L'architecture MaterialPointMethod de Sulfaconew est conçue pour faciliter les extensions. Voici comment ajouter une nouvelle variable d'état :

1. Ajouter le champ dans ImplicitValues_t :

template<typename T = double>
struct ImplicitValues_t {
  // ... champs existants ...
  T MaNouvellVariable;   // ← ajout ici
};

2. Calculer sa valeur dans MPM_t::Integrate :

val.MaNouvellVariable = f(val.CrystalPressure, ...) ;

3. La dérivée pour la matrice tangente est automatique : si T = autodiff::dual, le calcul de MaNouvellVariable propage automatiquement les dérivées partielles.

4. Ajouter le paramètre matériau dans Parameters_t :

struct Parameters_t {
  // ... paramètres existants ...
  double mon_nouveau_parametre;
};

5. Déclarer la lecture dans pm() :

if(!strcmp(s,"NomDansLeFichierEntree")) {
  return (Parameters_Index(mon_nouveau_parametre)) ;
}

En comparaison, ajouter la même variable dans Sulfaco.c nécessiterait : (1) choisir manuellement un offset NVI, (2) ajouter un #define, (3) incrémenter NVI, (4) ajouter la dérivée à la main dans ComputeMatrix.


9. Références bibliographiques

  • Dangla, P. (2018). BIL — A finite element code for coupled problems in mechanics, physics and chemistry.
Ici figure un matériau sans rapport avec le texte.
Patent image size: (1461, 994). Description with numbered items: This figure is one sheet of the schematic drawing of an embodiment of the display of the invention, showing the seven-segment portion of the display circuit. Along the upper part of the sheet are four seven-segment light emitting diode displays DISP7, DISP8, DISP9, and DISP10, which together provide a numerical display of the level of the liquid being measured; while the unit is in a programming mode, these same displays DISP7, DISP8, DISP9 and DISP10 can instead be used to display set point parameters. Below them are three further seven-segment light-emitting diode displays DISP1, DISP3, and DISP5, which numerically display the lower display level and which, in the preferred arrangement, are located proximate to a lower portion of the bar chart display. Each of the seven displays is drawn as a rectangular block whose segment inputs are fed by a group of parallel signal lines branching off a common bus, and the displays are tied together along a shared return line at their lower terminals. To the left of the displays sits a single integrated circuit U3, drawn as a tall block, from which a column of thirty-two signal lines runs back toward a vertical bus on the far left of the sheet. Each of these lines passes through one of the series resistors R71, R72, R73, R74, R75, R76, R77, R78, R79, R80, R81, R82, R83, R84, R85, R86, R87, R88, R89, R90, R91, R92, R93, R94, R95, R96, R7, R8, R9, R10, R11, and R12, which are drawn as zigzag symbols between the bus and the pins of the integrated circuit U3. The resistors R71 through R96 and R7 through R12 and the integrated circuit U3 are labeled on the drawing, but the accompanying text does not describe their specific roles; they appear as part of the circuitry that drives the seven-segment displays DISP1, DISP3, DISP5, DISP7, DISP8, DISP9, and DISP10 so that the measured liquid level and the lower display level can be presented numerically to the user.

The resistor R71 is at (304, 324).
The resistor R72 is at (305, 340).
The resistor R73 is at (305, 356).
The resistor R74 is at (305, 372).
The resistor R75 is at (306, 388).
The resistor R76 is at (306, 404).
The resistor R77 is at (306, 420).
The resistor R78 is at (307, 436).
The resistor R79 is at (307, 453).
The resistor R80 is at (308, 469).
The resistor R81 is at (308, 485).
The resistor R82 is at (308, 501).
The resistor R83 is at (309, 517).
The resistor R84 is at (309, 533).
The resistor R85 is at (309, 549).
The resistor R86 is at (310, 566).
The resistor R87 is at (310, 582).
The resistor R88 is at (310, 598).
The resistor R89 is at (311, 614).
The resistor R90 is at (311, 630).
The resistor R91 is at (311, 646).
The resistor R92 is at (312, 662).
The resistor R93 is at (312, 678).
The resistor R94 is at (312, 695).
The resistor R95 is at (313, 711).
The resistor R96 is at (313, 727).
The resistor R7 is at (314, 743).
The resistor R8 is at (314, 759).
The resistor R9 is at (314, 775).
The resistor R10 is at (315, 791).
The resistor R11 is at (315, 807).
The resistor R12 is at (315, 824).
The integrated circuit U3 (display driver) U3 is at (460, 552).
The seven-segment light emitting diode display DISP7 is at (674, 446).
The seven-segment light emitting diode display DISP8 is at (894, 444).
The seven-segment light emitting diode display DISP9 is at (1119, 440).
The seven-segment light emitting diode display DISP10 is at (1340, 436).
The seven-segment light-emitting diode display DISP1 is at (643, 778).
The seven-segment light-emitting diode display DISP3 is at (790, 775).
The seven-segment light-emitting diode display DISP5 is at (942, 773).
Documentation interne, Université Gustave Eiffel. — Description de l'interface MaterialPointMethod et du framework CustomValues_t utilisé dans Sulfaconew.

  • Les références physiques du modèle (Biot, Coussy, Flatt-Scherer, Nernst-Planck, Van Genuchten) sont identiques à celles de Sulfaco.

  • Langer, U. & Steinbach, O. (Eds.) (2016). Adaptive Finite Elements in Linear and Nonlinear Solid and Structural Mechanics. CISM Courses and Lectures. — Contexte général des architectures de solveurs EF orientés objet avec templates C++.

  • Logg, A., Mardal, K.-A., & Wells, G. (2012). Automated Solution of Differential Equations by the Finite Element Method (FEniCS). Springer. — Exemple de référence d'une architecture similaire : types paramétrés par T pour la différentiation automatique dans un code EF générique.